Defective booklets doom admissions test at Fairfax school

By Michael Alison Chandler
Washington Post Staff Writer
Wednesday, December 9, 2009

Thousands of applicants to Thomas Jefferson High School for Science and Technology in Fairfax County will have to re-take an admissions test because of problems with the initial exam.

When the multiple-choice test, developed by Pearson, was administered Saturday at 15 sites in Northern Virginia, scores of students sat down to testing booklets with missing or out-of-order pages.

A statement released Tuesday by the London-based testing company said the problem was caused by a third-party printing contractor that assembled some of the booklets incorrectly.

Given the pervasive nature of the problems, "we decided it's only fair that everyone retake the test," said Paul Regnier, spokesman for Fairfax County Public Schools.

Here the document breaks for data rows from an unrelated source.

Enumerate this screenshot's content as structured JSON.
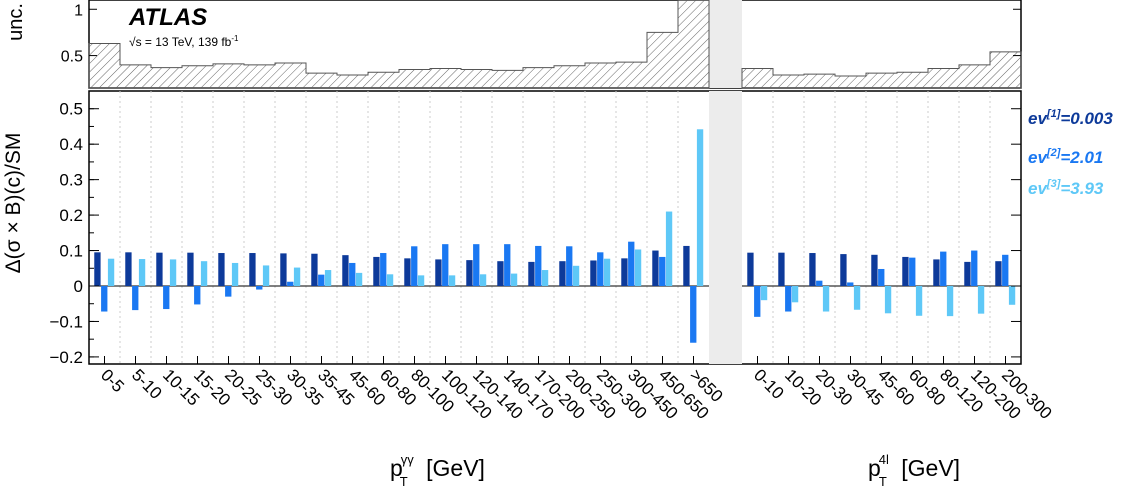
{
  "chart_data": [
    {
      "type": "step",
      "ylabel": "unc.",
      "experiment": "ATLAS",
      "energy_label": "√s = 13 TeV, 139 fb",
      "energy_label_sup": "-1",
      "ylim": [
        0.15,
        1.1
      ],
      "yticks": [
        "0.5",
        "1"
      ],
      "left_values": [
        0.63,
        0.4,
        0.37,
        0.39,
        0.41,
        0.4,
        0.42,
        0.31,
        0.29,
        0.32,
        0.35,
        0.36,
        0.35,
        0.34,
        0.37,
        0.39,
        0.42,
        0.43,
        0.75,
        1.1
      ],
      "right_values": [
        0.36,
        0.29,
        0.3,
        0.28,
        0.31,
        0.32,
        0.36,
        0.4,
        0.54
      ]
    },
    {
      "type": "bar",
      "ylabel": "Δ(σ × B)(c)/SM",
      "ylim": [
        -0.22,
        0.55
      ],
      "yticks": [
        "−0.2",
        "−0.1",
        "0",
        "0.1",
        "0.2",
        "0.3",
        "0.4",
        "0.5"
      ],
      "legend_position": "right",
      "series": [
        {
          "name": "ev",
          "sup": "[1]",
          "value_label": "=0.003",
          "color": "#0d3a9a"
        },
        {
          "name": "ev",
          "sup": "[2]",
          "value_label": "=2.01",
          "color": "#1a78f2"
        },
        {
          "name": "ev",
          "sup": "[3]",
          "value_label": "=3.93",
          "color": "#5ec8f7"
        }
      ],
      "left_panel": {
        "xlabel": "p",
        "xlabel_sub": "T",
        "xlabel_sup": "γγ",
        "xlabel_unit": " [GeV]",
        "categories": [
          "0-5",
          "5-10",
          "10-15",
          "15-20",
          "20-25",
          "25-30",
          "30-35",
          "35-45",
          "45-60",
          "60-80",
          "80-100",
          "100-120",
          "120-140",
          "140-170",
          "170-200",
          "200-250",
          "250-300",
          "300-450",
          "450-650",
          ">650"
        ],
        "values": [
          [
            0.095,
            0.095,
            0.094,
            0.094,
            0.093,
            0.093,
            0.092,
            0.091,
            0.087,
            0.082,
            0.078,
            0.075,
            0.073,
            0.07,
            0.068,
            0.07,
            0.072,
            0.078,
            0.1,
            0.113
          ],
          [
            -0.072,
            -0.068,
            -0.065,
            -0.052,
            -0.03,
            -0.01,
            0.012,
            0.032,
            0.065,
            0.093,
            0.112,
            0.118,
            0.118,
            0.118,
            0.113,
            0.112,
            0.095,
            0.125,
            0.082,
            -0.16
          ],
          [
            0.077,
            0.076,
            0.075,
            0.07,
            0.065,
            0.058,
            0.052,
            0.045,
            0.037,
            0.033,
            0.03,
            0.03,
            0.033,
            0.035,
            0.045,
            0.057,
            0.077,
            0.103,
            0.21,
            0.442
          ]
        ]
      },
      "right_panel": {
        "xlabel": "p",
        "xlabel_sub": "T",
        "xlabel_sup": "4l",
        "xlabel_unit": " [GeV]",
        "categories": [
          "0-10",
          "10-20",
          "20-30",
          "30-45",
          "45-60",
          "60-80",
          "80-120",
          "120-200",
          "200-300"
        ],
        "values": [
          [
            0.094,
            0.094,
            0.093,
            0.09,
            0.088,
            0.082,
            0.075,
            0.068,
            0.07
          ],
          [
            -0.087,
            -0.072,
            0.015,
            0.01,
            0.048,
            0.08,
            0.097,
            0.1,
            0.088
          ],
          [
            -0.04,
            -0.046,
            -0.072,
            -0.067,
            -0.077,
            -0.084,
            -0.085,
            -0.078,
            -0.053
          ]
        ]
      }
    }
  ]
}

Fairfax officials said that Jan. 23 is the "expected date" for the makeup test and they plan to mail more information to parents of the applicants. The printing errors will probably delay admissions decisions, which were scheduled to be made by early April. "It's a pretty tight schedule to begin with," Regnier said.

More than 3,000 students were registered to take the exam Saturday in Fairfax, Arlington, Loudoun and Prince William counties. The two-hour verbal and math reasoning test constitutes the first stage of a multi-step application process for the elite magnet school. Semifinalists are determined by the test results and student grades. Final admission decisions take into account additional factors, including student essays written on test day and teacher recommendations. About 480 students will be admitted to the Class of 2014.

Test day is stressful for many students who are facing stiff competition for the high school that some rankings list as the best in the country.

One parent posted about her daughter's frustrating experience at Longfellow Middle School on the listserv for the Fairfax County Association for the Gifted at According to the post, the girl's booklet was okay, but others were defective, so she was not allowed to complete the test.

The students were sent to the cafeteria to wait while others in the building finished the multiple-choice test until it was time to write the essays.

"My daughter was so set and so psyched to take the test Saturday and get it behind her and now we're in limbo," the parent wrote.